Perhaps Ginther is simply the luckiest person on earth. (She has refused almost all requests from journalists for comment.) While the lotteries are extremely rigorous about various aspects of security, from the integrity of the latex to the cashing of tickets at stores, the industry appears to have not considered the possibility of plundering the games using the visible numbers on the ticket. For instance, when I contacted the North American Association of State and Provincial Lotteries, their security experts couldn't recall having heard of Mohan Srivastava or the broken Ontario games. This is one of the largest trade associations of lotteries in the world, and it had no recollection that at least a few of its games had been proven to be fatally flawed.
And this is why the story of the crackable tic-tac-toe tickets has larger significance. "The lottery corporations all insist that their games are safe because they are vetted by outside companies," Srivastava says. "Well, they had an outside auditor approve the tic-tac-toe game. They said it couldn't be broken. But it could." Fundamentally, he believes that creating impregnable tickets is extremely difficult, if not impossible. "There is nothing random about the lottery," he says. "In reality, everything about the game has been carefully designed to control payouts and entice the consumer." Of course, these elaborate design elements mean that the ticket can be undesigned, that the algorithm can be reverse-engineered. The veneer of chance can be peeled away.
What's most disturbing, perhaps, is that even though Srivastava first brought these flaws to the attention of the authorities in 2003, they continue to appear. A few months ago, Srivastava bought some scratch tickets at convenience stores in Toronto. He started out with a Bingo ticket, which featured an elaborate hook.
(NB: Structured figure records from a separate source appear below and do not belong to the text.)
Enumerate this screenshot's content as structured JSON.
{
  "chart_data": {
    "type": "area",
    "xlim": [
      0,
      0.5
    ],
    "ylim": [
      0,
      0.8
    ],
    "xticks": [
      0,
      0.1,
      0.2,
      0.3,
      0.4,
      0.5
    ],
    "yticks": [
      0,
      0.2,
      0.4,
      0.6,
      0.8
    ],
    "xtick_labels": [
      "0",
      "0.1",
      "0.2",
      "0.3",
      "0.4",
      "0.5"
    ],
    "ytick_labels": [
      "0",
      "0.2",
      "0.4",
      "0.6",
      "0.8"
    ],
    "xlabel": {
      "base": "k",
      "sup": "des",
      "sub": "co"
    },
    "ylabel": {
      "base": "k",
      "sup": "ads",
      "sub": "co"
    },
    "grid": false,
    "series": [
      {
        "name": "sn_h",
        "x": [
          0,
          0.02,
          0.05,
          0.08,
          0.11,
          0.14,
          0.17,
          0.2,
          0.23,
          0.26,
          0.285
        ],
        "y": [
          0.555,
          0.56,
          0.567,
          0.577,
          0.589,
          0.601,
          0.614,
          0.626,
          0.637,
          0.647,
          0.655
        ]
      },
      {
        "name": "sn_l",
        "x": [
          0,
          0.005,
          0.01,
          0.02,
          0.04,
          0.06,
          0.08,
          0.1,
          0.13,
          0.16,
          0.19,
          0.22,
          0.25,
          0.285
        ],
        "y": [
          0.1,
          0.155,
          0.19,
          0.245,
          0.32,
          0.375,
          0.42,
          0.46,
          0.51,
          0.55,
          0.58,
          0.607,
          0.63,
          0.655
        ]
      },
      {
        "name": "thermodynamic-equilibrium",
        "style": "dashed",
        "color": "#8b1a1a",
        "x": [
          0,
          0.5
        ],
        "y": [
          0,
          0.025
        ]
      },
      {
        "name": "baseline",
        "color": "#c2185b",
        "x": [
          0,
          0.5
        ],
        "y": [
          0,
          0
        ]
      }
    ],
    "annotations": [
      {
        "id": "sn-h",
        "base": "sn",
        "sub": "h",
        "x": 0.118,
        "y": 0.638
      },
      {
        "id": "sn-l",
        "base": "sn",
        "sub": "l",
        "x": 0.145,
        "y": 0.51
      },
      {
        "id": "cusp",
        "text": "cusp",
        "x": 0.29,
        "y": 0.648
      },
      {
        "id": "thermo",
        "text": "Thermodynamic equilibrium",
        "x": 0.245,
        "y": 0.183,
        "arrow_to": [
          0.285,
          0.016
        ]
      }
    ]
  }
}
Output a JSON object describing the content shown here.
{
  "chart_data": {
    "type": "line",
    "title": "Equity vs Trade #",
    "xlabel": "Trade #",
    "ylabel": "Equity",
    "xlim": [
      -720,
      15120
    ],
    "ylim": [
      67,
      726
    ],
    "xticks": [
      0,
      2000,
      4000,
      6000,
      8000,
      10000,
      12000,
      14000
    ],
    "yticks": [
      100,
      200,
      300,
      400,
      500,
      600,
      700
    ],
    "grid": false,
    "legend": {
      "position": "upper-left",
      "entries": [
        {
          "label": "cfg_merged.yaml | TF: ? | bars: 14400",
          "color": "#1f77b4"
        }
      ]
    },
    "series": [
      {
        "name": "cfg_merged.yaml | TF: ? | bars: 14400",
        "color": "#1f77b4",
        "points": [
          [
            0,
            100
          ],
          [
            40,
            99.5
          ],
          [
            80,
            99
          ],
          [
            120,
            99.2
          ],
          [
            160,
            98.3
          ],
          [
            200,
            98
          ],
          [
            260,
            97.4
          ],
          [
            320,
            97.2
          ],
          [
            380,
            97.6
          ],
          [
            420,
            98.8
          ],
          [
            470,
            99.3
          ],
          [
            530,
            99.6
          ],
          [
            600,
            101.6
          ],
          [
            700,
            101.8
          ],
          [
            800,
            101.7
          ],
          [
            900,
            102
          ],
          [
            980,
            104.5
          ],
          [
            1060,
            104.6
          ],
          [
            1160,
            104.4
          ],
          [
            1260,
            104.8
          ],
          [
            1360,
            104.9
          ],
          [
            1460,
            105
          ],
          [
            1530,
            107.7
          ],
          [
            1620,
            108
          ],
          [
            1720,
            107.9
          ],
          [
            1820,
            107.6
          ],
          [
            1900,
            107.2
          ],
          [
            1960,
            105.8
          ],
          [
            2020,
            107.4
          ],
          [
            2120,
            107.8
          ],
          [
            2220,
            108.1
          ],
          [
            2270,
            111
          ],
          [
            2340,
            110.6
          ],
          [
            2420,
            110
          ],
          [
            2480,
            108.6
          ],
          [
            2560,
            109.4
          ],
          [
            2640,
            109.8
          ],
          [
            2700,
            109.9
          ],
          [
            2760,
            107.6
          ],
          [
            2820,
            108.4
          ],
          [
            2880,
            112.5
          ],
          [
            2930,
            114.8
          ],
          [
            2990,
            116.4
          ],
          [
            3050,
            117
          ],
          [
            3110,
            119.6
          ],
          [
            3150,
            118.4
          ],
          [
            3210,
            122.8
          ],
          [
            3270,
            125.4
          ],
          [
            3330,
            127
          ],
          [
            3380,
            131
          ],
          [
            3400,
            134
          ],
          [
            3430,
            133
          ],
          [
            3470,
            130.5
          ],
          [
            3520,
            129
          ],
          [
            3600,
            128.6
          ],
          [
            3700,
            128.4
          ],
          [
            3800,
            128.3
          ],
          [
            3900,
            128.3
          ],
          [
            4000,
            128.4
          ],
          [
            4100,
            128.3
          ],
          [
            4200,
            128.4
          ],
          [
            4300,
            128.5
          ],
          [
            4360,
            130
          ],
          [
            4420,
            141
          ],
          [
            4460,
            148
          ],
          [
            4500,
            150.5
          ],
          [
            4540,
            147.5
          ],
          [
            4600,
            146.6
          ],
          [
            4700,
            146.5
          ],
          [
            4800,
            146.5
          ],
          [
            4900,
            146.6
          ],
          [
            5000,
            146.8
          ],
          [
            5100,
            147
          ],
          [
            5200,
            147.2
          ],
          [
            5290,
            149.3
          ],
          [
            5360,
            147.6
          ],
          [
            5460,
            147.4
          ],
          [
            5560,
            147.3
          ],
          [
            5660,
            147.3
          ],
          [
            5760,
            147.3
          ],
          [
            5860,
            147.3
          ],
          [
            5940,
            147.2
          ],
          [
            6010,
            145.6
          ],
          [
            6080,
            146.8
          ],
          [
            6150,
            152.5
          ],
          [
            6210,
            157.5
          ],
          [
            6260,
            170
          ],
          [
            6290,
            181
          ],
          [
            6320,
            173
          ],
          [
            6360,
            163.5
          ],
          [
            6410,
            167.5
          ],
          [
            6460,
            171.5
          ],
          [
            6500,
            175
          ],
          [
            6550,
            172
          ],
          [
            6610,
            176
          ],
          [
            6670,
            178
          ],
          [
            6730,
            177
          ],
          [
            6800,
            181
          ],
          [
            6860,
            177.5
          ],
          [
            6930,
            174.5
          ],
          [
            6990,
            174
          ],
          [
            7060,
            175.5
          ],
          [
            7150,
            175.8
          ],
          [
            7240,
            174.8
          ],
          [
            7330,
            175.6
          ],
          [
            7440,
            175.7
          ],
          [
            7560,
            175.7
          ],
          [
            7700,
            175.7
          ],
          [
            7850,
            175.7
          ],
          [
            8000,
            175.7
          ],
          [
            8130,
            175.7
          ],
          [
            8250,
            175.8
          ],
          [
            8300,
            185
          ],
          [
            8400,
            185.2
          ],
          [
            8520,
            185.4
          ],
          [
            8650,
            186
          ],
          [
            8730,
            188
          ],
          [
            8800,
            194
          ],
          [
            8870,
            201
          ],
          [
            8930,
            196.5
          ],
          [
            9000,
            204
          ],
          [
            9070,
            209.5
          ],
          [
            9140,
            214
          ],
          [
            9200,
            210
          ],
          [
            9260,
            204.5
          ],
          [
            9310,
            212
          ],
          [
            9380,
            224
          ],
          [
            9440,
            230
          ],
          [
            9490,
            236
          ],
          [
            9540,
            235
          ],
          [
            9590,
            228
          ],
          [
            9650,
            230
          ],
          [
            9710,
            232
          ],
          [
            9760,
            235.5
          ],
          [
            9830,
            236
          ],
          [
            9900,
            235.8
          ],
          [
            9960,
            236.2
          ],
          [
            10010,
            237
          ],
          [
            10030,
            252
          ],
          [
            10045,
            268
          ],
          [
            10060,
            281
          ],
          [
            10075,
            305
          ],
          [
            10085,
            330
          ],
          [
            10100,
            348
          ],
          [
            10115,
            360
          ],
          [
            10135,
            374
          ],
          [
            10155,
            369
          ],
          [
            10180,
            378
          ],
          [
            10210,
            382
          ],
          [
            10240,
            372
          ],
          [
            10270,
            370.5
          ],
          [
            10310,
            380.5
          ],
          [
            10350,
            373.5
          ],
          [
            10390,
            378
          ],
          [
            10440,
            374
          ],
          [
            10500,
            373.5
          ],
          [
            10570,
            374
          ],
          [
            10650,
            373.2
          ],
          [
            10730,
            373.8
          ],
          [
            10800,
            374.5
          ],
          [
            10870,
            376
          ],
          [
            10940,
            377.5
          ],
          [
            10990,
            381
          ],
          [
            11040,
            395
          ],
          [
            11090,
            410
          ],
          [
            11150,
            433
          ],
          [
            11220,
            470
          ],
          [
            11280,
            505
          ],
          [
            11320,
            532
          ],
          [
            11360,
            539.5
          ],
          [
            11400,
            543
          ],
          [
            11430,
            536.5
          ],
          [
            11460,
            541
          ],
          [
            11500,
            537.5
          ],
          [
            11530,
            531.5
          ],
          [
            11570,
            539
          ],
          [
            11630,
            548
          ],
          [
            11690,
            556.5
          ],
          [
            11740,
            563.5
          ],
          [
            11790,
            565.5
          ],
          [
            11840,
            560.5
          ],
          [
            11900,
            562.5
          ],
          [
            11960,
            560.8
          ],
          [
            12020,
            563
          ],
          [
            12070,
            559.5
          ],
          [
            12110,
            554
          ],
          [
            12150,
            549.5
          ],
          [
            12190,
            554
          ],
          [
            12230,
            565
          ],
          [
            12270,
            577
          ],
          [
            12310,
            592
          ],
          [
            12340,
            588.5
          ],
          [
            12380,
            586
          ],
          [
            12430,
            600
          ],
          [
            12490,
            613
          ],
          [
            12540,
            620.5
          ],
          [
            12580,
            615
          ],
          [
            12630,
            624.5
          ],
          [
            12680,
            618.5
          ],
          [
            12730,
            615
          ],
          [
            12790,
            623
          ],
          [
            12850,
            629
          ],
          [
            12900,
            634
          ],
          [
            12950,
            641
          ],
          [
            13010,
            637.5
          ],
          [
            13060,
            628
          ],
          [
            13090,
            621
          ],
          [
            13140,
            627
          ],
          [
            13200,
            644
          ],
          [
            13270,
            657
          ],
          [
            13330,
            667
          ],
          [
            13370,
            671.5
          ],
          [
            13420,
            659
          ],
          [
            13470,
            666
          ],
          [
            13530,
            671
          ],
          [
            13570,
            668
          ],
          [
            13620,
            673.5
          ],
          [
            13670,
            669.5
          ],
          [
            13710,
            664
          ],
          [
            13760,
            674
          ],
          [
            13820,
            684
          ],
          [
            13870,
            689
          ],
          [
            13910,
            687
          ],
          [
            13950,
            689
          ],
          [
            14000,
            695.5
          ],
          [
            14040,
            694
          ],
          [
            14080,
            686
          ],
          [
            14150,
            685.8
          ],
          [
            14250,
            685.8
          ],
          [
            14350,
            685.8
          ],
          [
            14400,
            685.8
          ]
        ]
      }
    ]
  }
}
After a day of statistical analysis, Srivastava was able to double his chances of choosing a winning ticket. (Normally, 30 percent of the tickets feature a payout—he was able to select winners approximately 60 percent of the time.) "That might not sound very impressive, since I'm still going to buy plenty of losers," Srivastava says. "But it's a high enough percentage that one could launder money effectively." In one of his most recent trials, conducted at the request of Wired, Srivastava identified six unscratched tickets as probable winners out of a set of 20 cards. If the tickets were uncrackable, approximately two of them should have been winners. Instead, Srivastava ended up with four. The odds of this happening by chance are approximately one in 50. And yet he's done it multiple times with a variety of Bingo and Super Bingo games. (An Ontario Lottery spokesperson says they're unaware of the issue.)
How did he do it? He used a version of the frequency trick. The number of times a digit appeared on the baited hook revealed crucial information about the bingo numbers underneath the latex coating. Srivastava could tilt the odds in his favor, like a gambler counting cards in a casino.
The fact that these games can be manipulated, that a geological statistician can defeat their algorithm, seems to undercut a crucial part of the lottery's appeal. Everybody knows that the chances of winning a big payday are minuscule, a tiny 1 in front of an awful lot of zeros. But we play anyway, because hope is an irrational hunch. We assume that, even if the odds are stacked against us, we might get lucky. Today might be the day. And then, when the latex reveals a stack of losers, when we've lost our money yet again, we blame the fickleness of fate. But maybe our bad luck isn't the problem. Maybe we never win because someone else has broken the game.